A determined group of sewing friends has a plan to keep Kingston Health Sciences Centre’s supply of face masks plentiful, and they’re inviting the community to help.
Romney Pierog is a front-line nurse in KGH’s cardiac sciences unit, and in her spare time, she sews, but not for herself. “It all started with my sister making mittens in Port Perry for some Syrian refugees who were going to be arriving,” Pierog said. The mittens were a big hit, and Pierog snagged a pair of her own from her sister. Her own coworkers asked how the mittens were made, and soon a small group of skilled friends were making mittens year-round. They call themselves ‘Mittens Galore and More’, and they’ve been stitching for their community for three years now. “There are five of us, mostly retired. We make mittens year round, sell them through our own friend networks, and give the proceeds to local organizations that help the homeless. We also donate pairs of mittens directly to Lunch By George and Tree Of Hope for distribution to the homeless. That’s always a highlight,” Pierog laughed. “Everybody loves the mitts!”
But this past week, ‘Mittens Galore and More’ has shifted gears from mittens to something new. Inspired by youtube videos and a fleet of home seamstresses in Italy, they’re applying their talents to sewing face masks. Pierog said that once they had the idea, the group started moving quickly. “My friend Lauri Burgess said to me, ‘Maybe your group can do a few of these masks,’ and she sent me a link to a youtube video.”
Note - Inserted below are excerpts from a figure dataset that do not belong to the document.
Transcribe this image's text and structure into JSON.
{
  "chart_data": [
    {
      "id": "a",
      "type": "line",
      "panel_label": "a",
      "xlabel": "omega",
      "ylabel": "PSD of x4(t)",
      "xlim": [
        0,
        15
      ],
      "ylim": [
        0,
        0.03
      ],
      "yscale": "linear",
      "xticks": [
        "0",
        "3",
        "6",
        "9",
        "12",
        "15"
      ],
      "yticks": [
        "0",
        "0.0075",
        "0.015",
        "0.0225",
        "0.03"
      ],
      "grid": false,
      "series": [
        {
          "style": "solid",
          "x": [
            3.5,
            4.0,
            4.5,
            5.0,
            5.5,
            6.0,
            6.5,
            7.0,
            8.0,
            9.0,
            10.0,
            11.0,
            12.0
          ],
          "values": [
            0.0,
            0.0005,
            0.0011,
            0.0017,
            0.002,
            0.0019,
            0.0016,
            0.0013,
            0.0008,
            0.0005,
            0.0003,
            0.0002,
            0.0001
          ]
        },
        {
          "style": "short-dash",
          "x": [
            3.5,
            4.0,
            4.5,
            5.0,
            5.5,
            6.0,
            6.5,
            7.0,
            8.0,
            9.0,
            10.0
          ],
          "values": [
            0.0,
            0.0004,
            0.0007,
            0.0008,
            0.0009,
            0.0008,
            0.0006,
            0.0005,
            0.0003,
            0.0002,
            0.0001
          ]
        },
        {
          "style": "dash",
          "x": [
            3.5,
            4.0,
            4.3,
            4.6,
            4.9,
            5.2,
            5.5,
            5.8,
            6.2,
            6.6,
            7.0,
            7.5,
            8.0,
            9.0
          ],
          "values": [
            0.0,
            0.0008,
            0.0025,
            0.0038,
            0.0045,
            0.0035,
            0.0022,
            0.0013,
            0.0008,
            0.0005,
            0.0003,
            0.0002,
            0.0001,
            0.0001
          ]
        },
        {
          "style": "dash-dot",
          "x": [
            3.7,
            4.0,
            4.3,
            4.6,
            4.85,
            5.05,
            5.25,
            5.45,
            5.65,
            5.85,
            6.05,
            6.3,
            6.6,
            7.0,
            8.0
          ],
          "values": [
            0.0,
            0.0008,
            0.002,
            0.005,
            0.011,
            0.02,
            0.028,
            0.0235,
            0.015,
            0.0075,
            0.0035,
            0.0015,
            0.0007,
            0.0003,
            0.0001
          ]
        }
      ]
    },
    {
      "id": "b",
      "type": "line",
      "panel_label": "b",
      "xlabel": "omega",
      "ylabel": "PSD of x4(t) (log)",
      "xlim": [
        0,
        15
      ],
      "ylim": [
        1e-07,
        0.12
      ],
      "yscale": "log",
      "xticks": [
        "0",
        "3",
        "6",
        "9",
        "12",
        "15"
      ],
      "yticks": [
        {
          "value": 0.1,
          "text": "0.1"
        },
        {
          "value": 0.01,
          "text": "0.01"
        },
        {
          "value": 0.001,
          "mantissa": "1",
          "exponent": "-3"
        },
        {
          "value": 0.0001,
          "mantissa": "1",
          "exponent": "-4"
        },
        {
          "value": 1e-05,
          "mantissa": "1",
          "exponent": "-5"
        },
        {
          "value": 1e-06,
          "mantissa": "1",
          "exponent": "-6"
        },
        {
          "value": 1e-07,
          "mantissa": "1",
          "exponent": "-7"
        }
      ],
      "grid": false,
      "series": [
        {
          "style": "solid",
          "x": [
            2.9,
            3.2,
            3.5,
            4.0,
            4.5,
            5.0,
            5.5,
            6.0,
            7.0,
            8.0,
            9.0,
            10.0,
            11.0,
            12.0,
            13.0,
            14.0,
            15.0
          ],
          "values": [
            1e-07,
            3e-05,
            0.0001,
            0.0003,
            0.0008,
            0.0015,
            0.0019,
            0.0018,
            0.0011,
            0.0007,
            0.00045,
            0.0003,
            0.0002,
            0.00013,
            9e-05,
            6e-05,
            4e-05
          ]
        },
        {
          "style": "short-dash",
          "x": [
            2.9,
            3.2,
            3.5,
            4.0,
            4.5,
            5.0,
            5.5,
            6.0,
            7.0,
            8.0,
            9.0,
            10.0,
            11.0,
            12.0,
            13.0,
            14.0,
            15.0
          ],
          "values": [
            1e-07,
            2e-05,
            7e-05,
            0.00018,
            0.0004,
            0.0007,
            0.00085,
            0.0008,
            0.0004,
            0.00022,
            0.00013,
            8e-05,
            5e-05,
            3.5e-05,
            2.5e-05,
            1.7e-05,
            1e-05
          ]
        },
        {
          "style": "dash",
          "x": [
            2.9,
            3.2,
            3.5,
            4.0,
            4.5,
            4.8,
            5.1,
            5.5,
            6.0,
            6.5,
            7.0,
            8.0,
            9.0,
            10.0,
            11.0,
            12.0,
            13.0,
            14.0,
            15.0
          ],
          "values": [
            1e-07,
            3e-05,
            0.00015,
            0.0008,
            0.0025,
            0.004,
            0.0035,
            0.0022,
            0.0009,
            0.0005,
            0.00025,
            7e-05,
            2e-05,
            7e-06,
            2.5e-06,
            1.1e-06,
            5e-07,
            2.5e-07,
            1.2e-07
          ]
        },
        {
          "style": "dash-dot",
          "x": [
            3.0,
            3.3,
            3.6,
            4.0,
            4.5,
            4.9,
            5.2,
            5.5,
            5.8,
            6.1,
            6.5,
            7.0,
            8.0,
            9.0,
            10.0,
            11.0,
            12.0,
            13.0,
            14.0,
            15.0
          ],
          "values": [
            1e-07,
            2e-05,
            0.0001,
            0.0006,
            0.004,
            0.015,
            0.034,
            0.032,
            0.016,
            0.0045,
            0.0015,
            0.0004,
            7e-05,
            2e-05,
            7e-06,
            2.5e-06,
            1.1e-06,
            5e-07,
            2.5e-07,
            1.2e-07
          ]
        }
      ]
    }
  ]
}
Pierog, knew that as a front line nurse, she didn’t have the time to be making masks, but with a whole city of people self-isolating and looking for things to do, surely there were other sewers out there who would want to help. “We put a call out for help with this project, and it’s already been shared 260 times on Facebook and retweeted about 55 times. People are already working on these in their homes. I heard from one person who made 10 in one morning.”
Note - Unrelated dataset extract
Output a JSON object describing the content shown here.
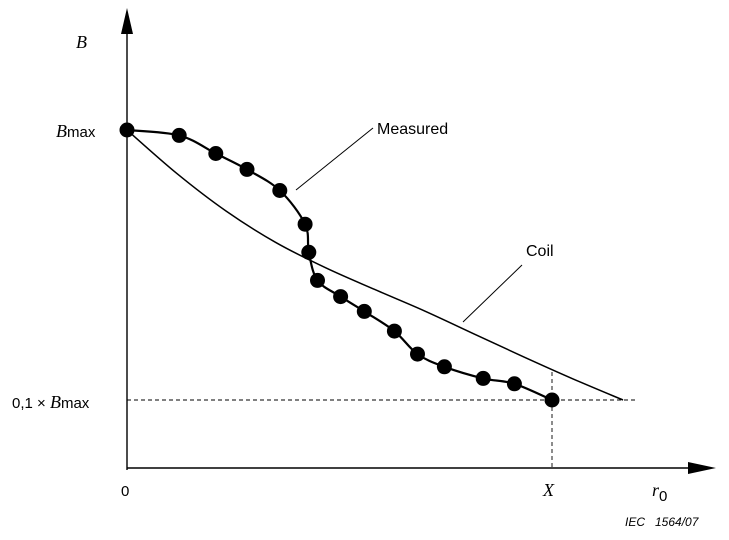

She urged people who want to join in this project to follow the directions on this specific youtube link, and to use their own resources. “This is not a time to be going out to buy supplies or fabric or trying to find microfilters. Be creative and use what you have on hand.” Pierog noted that 100% cotton fabric is ideal, and even things like cotton bedsheets can be repurposed for this. “And for the nose-piece, I know of one person who has the tools to cut little pieces of metal, which is awesome, but not everyone has that capacity. But, maybe they have pipecleaners, or jewellery wire. We’re not looking for perfection, we’re looking for creativity, resourcefulness, and to be as overprepared as we possibly can be.”
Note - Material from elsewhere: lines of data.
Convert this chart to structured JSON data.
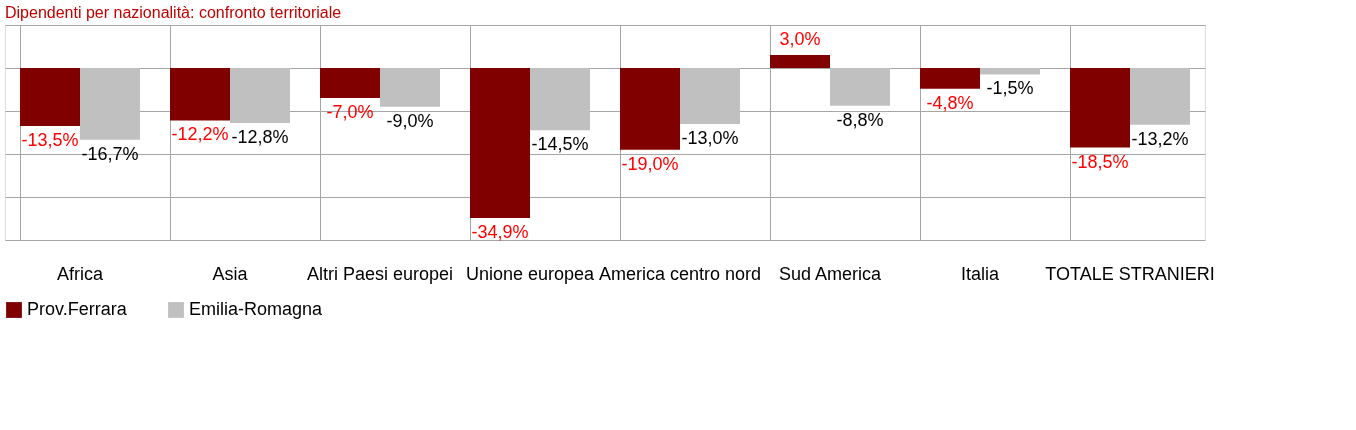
{
  "chart_data": {
    "type": "bar",
    "title": "Dipendenti per nazionalità: confronto territoriale",
    "categories": [
      "Africa",
      "Asia",
      "Altri Paesi europei",
      "Unione europea",
      "America centro nord",
      "Sud America",
      "Italia",
      "TOTALE STRANIERI"
    ],
    "series": [
      {
        "name": "Prov.Ferrara",
        "color": "#800000",
        "values": [
          -13.5,
          -12.2,
          -7.0,
          -34.9,
          -19.0,
          3.0,
          -4.8,
          -18.5
        ],
        "value_labels": [
          "-13,5%",
          "-12,2%",
          "-7,0%",
          "-34,9%",
          "-19,0%",
          "3,0%",
          "-4,8%",
          "-18,5%"
        ]
      },
      {
        "name": "Emilia-Romagna",
        "color": "#c0c0c0",
        "values": [
          -16.7,
          -12.8,
          -9.0,
          -14.5,
          -13.0,
          -8.8,
          -1.5,
          -13.2
        ],
        "value_labels": [
          "-16,7%",
          "-12,8%",
          "-9,0%",
          "-14,5%",
          "-13,0%",
          "-8,8%",
          "-1,5%",
          "-13,2%"
        ]
      }
    ],
    "ylim": [
      -40,
      10
    ],
    "yticks": [
      10,
      0,
      -10,
      -20,
      -30,
      -40
    ],
    "tick_labels": "x",
    "grid": true,
    "legend": "bottom"
  }
}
Pierog notes that their highest priority for supplying masks is the Respiratory Therapists, but that the goal is that every hospital staffer would have a hand-stitched face mask. “I’m not sure of numbers, but we probably need in the thousands,” Pierog said. “A great feature is that they can even be sterilized and reused.”
Pierog is quick to point out that these fabric masks are not intended to replace N95 masks while those are in supply. Worldwide health organizations like the Centre For Disease Control say that homemade masks can be considered a viable alternative if no other commercially-made masks are available.
“We’ve been seeing sad photos and videos coming out of hospitals in places like Italy and the UK, places where they’ve got strong hospitals, but in this crisis situation, hospital staff are wearing makeshift masks made out of things like garbage bags,” Pierog said. “Once they used up all their N95s, they were stuck making do with anything they could find. I’m very confident that my hospital will do everything in our power, but this is bigger than all of us. If we think that we might run out of supplies but we just wait to see if we’re right, the virus has already gotten way ahead of us. We need to take our opportunity now to get ahead of the virus however we can.”
Pierog and her fellow sewing-heroes are still working out a safe and efficient collection method for masks that are made by community members. Anyone who joins this project is encouraged to hang onto the masks for now, and the group will communicate plans through their Facebook page when they are finalized. For her part, Pierog has confidence in the Kingston community. “I know that people will step up to this. This is not a time of division; we all need to do what we can for one another.”